Fue nuestro don Juan Manuel, el noble erudito y escritor moralista, allá por el año 1335, quien en su libro «El Conde Lucanor», en el «exemplo XXXII», habla de unos granujas, supuestos tejedores, que confeccionaron un riquísimo traje al Rey. El traje tenía una virtud mágica: sólo sería visto y admirado por las personas que amaban a la real persona y no le querían ningún mal. Los que no lo vieran, eran reos de traición y merecían la muerte. Desde los cortesanos al mismo Rey, todos alabaron el fantasmal y mágico traje. Cuando el Rey salió a que el pueblo le admirara, acompañado por sus soldados, nadie se atrevió a decir que el Rey iba desnudo. En esta primera versión del cuento, seguramente de origen árabe, fueron unos humildes negros semi esclavizados quienes dieron las primeras voces de alarma y fueron inmediatamente castigados. Pero el hecho de que a pesar de las torturas todos seguían diciendo que el rey estaba desnudo acabó abriendo los ojos al pueblo, a los cortesanos y al mismo Rey, avergonzado y furioso. Fueron a por los «tejedores», pero hasta el día de hoy nadie sabe dónde se esconden y cómo disfrutan de sus riquezas.

Tres siglos más tarde el mismísimo Cervantes recogió la anécdota y compuso su entremés «El retablo de las maravillas», poniendo en cuestión la «limpieza de sangre» de los que negaban estar viendo una supuesta representación que todos aplaudían. Y en 1837 fue Andersen, el danés de los cuentos, quien retoma el falso traje mágico y deja que sea un niño de corta edad que denuncia la superchería entre infantiles carcajadas.

Los «yayofachas» de ajado uniforme y estrellas en la bocamanga, jubilados militares pero activos de testosterona y nostalgias de pistola y brazo alzado con viril empuje que abofetea el aire, le han confeccionado un traje nuevo al Rey, al que rinden pleitesía y regañina encubierta. Seguros de su inmunidad «democrática», que les garantiza ese mismo Gobierno que demonizan, han diseñado un traje, militar por supuesto, para que el monarca de todos los españoles sea admirado por su elegante prestancia, por supuesto militar. El caso es que quizá una mayoría de militares no ve con buenos ojos esa pantomima, quizá el mismo Rey tampoco. Pero la cuestión está en que mientras no se tome partido, «partido hasta mancharse» que diría Celaya, en denunciar a esos «sastres» iracundos, el Rey tiene un traje nuevo.

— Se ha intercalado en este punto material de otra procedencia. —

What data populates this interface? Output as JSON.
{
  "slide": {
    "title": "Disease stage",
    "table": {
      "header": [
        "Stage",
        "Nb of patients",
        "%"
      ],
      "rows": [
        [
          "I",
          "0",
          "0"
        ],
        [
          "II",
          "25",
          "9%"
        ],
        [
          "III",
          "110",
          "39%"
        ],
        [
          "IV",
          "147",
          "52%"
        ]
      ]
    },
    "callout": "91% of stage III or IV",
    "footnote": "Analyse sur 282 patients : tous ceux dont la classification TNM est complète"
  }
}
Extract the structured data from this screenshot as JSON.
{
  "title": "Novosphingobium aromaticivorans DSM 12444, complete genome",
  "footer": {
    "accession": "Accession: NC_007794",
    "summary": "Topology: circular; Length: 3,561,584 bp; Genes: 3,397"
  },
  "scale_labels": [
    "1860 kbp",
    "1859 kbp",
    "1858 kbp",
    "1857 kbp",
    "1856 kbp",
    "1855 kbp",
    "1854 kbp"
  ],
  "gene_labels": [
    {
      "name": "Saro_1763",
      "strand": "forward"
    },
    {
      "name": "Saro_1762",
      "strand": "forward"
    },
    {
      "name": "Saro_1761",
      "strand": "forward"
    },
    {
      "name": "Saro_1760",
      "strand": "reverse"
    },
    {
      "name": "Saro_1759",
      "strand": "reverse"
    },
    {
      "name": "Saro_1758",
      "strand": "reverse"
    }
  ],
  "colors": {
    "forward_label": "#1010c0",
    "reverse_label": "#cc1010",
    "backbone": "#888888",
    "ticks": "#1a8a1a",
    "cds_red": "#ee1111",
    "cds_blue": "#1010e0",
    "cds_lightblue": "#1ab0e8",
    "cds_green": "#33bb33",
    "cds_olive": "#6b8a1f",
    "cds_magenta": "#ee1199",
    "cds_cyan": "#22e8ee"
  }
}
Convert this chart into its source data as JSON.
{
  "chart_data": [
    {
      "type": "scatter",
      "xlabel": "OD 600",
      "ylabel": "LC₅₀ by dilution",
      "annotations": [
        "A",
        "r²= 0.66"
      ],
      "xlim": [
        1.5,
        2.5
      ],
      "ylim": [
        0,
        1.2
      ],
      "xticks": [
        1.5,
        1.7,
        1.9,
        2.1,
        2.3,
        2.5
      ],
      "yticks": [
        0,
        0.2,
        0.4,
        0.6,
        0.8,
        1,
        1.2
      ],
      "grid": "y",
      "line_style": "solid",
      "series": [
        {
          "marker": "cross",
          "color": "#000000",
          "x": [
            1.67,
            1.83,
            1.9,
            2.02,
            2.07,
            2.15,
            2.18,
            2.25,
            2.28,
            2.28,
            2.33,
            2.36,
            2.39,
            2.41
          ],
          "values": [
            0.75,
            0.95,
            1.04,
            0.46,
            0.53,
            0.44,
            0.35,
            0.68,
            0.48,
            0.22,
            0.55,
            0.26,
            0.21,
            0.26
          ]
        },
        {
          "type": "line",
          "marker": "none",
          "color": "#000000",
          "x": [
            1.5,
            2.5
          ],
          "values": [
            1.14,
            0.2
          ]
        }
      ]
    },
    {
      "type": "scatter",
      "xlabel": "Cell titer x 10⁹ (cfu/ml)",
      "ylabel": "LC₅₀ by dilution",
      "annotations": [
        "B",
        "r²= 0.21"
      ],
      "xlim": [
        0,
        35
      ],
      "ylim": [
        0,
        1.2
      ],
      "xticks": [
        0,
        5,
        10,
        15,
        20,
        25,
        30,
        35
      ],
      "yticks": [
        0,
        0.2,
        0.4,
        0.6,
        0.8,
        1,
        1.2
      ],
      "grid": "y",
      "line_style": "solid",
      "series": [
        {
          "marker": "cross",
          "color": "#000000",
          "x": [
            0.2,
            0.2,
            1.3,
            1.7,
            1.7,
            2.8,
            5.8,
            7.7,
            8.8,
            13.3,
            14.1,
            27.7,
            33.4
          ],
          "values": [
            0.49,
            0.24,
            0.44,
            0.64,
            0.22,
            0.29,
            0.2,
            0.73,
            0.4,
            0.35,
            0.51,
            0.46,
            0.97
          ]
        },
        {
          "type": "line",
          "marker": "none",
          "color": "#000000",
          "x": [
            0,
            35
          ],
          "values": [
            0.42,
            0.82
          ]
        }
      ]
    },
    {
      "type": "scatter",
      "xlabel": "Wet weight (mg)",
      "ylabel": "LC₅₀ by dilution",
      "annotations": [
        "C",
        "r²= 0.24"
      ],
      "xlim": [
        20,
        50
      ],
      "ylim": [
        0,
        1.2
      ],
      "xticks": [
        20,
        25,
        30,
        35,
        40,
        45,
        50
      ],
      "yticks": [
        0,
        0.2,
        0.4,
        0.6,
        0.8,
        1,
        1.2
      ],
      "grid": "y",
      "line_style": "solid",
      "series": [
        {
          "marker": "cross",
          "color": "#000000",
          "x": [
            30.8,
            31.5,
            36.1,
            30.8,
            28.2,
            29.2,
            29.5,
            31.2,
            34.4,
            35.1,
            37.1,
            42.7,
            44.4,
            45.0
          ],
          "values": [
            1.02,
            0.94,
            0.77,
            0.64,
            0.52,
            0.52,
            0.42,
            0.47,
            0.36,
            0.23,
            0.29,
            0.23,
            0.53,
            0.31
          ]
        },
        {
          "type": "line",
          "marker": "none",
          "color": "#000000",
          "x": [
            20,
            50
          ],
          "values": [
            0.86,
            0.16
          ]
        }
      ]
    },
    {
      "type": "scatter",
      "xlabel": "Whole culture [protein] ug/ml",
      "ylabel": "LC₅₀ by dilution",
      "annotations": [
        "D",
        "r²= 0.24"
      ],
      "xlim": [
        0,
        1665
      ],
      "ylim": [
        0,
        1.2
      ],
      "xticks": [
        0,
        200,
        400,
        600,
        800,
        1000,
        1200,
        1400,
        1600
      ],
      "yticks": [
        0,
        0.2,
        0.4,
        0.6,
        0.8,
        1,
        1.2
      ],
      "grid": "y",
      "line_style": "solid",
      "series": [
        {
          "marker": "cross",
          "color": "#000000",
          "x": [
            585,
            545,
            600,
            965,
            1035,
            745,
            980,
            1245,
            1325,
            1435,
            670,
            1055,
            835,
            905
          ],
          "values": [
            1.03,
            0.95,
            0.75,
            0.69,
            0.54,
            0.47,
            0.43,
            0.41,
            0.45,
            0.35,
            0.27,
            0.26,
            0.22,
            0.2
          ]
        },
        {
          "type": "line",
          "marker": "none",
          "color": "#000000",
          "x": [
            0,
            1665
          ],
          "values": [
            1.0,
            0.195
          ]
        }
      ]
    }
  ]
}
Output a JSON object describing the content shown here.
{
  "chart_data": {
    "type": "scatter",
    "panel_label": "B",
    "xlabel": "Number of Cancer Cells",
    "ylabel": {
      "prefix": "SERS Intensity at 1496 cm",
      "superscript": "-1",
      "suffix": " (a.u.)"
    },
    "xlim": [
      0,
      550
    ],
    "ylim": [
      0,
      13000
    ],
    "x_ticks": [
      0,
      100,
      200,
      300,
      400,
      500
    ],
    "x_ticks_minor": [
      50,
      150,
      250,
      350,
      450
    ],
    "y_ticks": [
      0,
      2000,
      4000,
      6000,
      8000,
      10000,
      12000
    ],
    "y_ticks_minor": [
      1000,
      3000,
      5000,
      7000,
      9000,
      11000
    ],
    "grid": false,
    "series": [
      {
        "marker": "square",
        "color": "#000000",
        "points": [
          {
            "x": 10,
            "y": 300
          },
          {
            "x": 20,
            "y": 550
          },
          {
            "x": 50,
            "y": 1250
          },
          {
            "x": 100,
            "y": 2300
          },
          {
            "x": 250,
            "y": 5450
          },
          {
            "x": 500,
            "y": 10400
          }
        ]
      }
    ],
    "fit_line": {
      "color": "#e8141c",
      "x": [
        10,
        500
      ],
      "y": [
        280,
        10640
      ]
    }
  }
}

Y si sale con ese traje al mercado público, al escenario de todos, (y será así si no rechaza públicamente y con vigor todo lo que supone tal «vestimenta») habrá muchos que se atreverán a decir: «mira, el rey va desnudo». Y así se referirán a que el Rey va «desnudo» de lo que deben ser sus atributos y condiciones institucionales: un Rey de todos y para todos, por encima de partidos y de intereses bastardos. No la marioneta de determinados poderes políticos y económicos. Porque lo que están intentando esos «yayofachas» y los «patriotas» de la ultraderecha, los «amigos» de la derecha pura y dura y adláteres, es vestir la figura emblemática de la Corona con sus odios, rencillas, rechazos e inhumanidad. La referencia brutal y aberrante a la necesidad de fusilar a 26 millones de españoles, no sólo es de juzgado de guardia, sino síntoma patológico de psicosis delirante y agresiva que requiere internamiento y tratamiento psiquiátrico, eso sí con todo el respeto y la compasión posibles. Y no el apoyo absolutamente sancionable de los de Vox (en nombre de la «libertad de expresión») y la sonrisa casi cómplice del PP, quitándole importancia como si fuera una travesura de abuelos apegados a sus batallitas. Sólo que esas «batallitas» fueron de una guerra civil, españoles contra españoles. Seguir mencionando, requiriendo, sosteniendo los mismos dislates pútridos que llenaron de sangre y lágrimas a este país en el primer tercio del pasado siglo, con decenas de años más de miserias y revanchas, es más que una barbaridad, es un trágico error que puede tener consecuencias atroces para unas generaciones que, con escasas excepciones, apenas balbucearían cuatro palabras si les pidieras que te hablaran de una guerra llamada «civil». «Nos queda muy lejos», te diría ese nieto de 18 años. No sabe cuán cerca estamos de repetir las mismas equivocaciones. Aunque la marcha del mundo, en muchos aspectos muy mejorable, ya no permitiría semejante desatino. Al menos eso queremos creer muchos de los de las generaciones que superan los 50 que hemos visto «que la cuna del hombre la mecen con cuentos…/que el llanto del hombre lo taponan con cuentos…/ que el miedo del hombre ha inventado todos los cuentos…/ y que ya sabemos todos los cuentos». Gracias por prestarme tus versos, León Felipe.